C’était Delaistre qui jouait Hudson Lowe ; on était obligé, je me le rappelle, de le faire reconduire, chaque soir, chez lui par la garde du théâtre pour qu’il ne fût pas lapidé.

Les honneurs de la soirée furent à Frédérick bien plus qu’à moi.

Frédérick commençait cette belle et grande réputation si consciencieusement acquise, si bien méritée.

Il avait débuté d’abord au Cirque ; puis il était venu, comme nous l’avons dit, jouer, à l’Odéon, le rôle de Nephtali dans les Macchabées, de M. Guiraud ; puis il était retourné à l’Ambigu, où il avait créé les rôles de Cartouche et de Cardillac, et était ensuite entré à la Porte-Saint-Martin, où son nom avait retenti dans Méphistophélès, dans Marat et dans le Joueur.

C’était un de ces acteurs privilégiés dans le genre de Kean, plein de défauts, mais aussi plein de qualités ; le génie de la violence, de la force, de la colère, de l’ironie, du fantasque, de la bouffonnerie était en lui.

D’un autre côté, il ne fallait pas lui demander ce qu’avait Bocage, ce que nous irons chercher dans l’homme d’Antony et de la Tour de Nesle, quand nous détaillerons les qualités de cet éminent acteur. — Bocage et Frédérick nous ont donné, à eux deux, ce que Talma jeune nous eût donné à lui tout seul.

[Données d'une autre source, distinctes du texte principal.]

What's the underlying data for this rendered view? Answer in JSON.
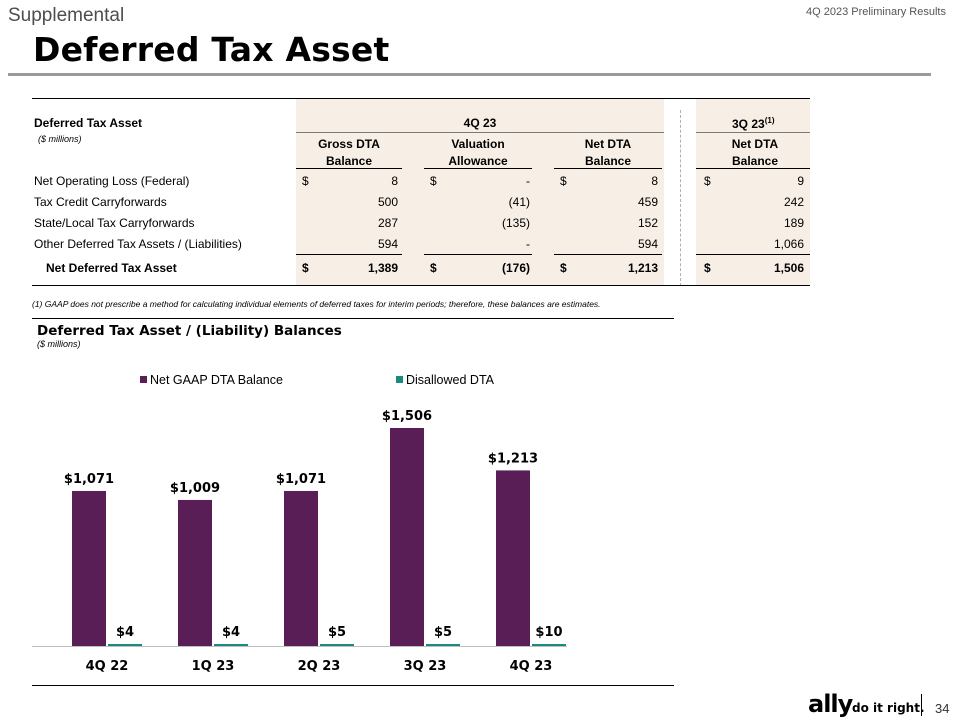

Enfin, Frédérick était revenu à l’Odéon, où il avait joué d’une manière merveilleuse le Duresnel de la Mère et la Fille, et où il venait de jouer Napoléon.

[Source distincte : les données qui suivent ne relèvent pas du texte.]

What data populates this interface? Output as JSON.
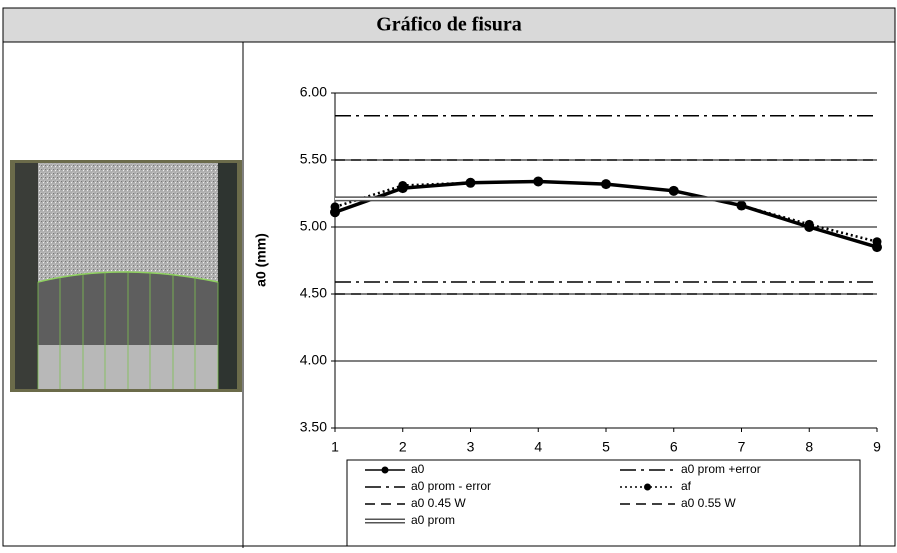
{
  "header": {
    "title": "Gráfico de fisura"
  },
  "chart_data": {
    "type": "line",
    "y_label": "a0 (mm)",
    "x": [
      1,
      2,
      3,
      4,
      5,
      6,
      7,
      8,
      9
    ],
    "xlim": [
      1,
      9
    ],
    "xticks": [
      1,
      2,
      3,
      4,
      5,
      6,
      7,
      8,
      9
    ],
    "ylim": [
      3.5,
      6
    ],
    "yticks": [
      {
        "value": 3.5,
        "label": "3.50"
      },
      {
        "value": 4,
        "label": "4.00"
      },
      {
        "value": 4.5,
        "label": "4.50"
      },
      {
        "value": 5,
        "label": "5.00"
      },
      {
        "value": 5.5,
        "label": "5.50"
      },
      {
        "value": 6,
        "label": "6.00"
      }
    ],
    "grid": true,
    "series": [
      {
        "name": "a0",
        "color": "#000000",
        "style": "solid",
        "marker": true,
        "values": [
          5.11,
          5.29,
          5.33,
          5.34,
          5.32,
          5.27,
          5.16,
          5.0,
          4.85
        ]
      },
      {
        "name": "a0 prom +error",
        "color": "#000000",
        "style": "dashdot",
        "value": 5.83
      },
      {
        "name": "a0 prom - error",
        "color": "#000000",
        "style": "dashdot",
        "value": 4.59
      },
      {
        "name": "af",
        "color": "#000000",
        "style": "dotted",
        "marker": true,
        "values": [
          5.15,
          5.31,
          5.33,
          5.34,
          5.32,
          5.27,
          5.16,
          5.02,
          4.89
        ]
      },
      {
        "name": "a0 0.45 W",
        "color": "#000000",
        "style": "dashed",
        "value": 4.5
      },
      {
        "name": "a0 0.55 W",
        "color": "#000000",
        "style": "dashed",
        "value": 5.5
      },
      {
        "name": "a0 prom",
        "color": "#555555",
        "style": "double",
        "value": 5.21
      }
    ]
  }
}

Mais ce ne sera pas à propos de Napoléon que nous ferons ressortir les immenses qualités dramatiques de Frédérick. Pour parler de lui convenablement, nous attendrons Richard Darlington, Lucrèce Borgia, Kean, et Ruy Blas.

Ce fut ainsi que j’enjambai cet abîme invisible qui sépare une année de l’autre, et que je passai de l’année 1830 à l’année 1831, qui me conduisait insensiblement à mes vingt-neuf ans.